I can appreciate the image GOP leaders are eager to convey: congressional Republicans are being serious and deliberate, seeking answers to legitimate questions without flying off the handle and making wild, baseless accusations. The more Americans see a reasonable and methodical process, the less likely they are to perceive an unhinged partisan vendetta.
But aren’t we well past that point? Can anyone seriously characterize congressional Republicans as “serious and deliberate” when it comes to alleging Obama administration wrongdoing?

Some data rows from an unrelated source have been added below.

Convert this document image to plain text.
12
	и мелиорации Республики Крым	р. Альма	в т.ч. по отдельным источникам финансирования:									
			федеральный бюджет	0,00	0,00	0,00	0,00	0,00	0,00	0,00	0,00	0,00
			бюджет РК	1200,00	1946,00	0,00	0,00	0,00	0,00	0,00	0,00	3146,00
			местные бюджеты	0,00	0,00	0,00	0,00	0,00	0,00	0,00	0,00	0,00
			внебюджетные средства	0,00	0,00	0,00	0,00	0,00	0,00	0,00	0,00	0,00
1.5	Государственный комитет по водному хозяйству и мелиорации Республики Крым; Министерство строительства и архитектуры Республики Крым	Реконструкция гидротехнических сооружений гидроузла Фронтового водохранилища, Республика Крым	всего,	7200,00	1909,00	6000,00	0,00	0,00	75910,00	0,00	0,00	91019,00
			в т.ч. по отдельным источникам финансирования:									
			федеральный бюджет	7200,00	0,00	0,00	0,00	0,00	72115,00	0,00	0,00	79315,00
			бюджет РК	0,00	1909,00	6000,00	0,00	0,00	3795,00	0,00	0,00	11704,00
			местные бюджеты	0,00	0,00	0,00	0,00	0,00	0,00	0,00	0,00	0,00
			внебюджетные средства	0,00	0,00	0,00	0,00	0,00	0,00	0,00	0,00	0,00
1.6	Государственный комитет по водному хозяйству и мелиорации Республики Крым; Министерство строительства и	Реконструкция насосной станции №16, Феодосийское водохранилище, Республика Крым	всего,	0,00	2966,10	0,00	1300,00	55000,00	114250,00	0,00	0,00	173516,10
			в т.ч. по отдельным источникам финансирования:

TPM ran a list the other day of GOP lawmakers who are already speaking publicly about possibly impeaching President Obama. Has the president committed any high crimes? Well, no. In fact, none of the current controversies seem to relate to the White House at all. But the list of Republicans throwing around the “I” word is already pretty long. Indeed, Republicans can’t seem to make up their minds as to why they should impeach the president, but they seem to enjoy talking about it anyway.
It’s against the backdrop that Boehner & Co. are urging caution and hoping to avoid overreach? I think it’s a little late for that.
Update: GOP lawmakers have spent the last couple of days trying to argue that the IRS mess is a good reason to undermine the Affordable Care Act. That’s foolish, but more importantly, it’s also a good example of overreach.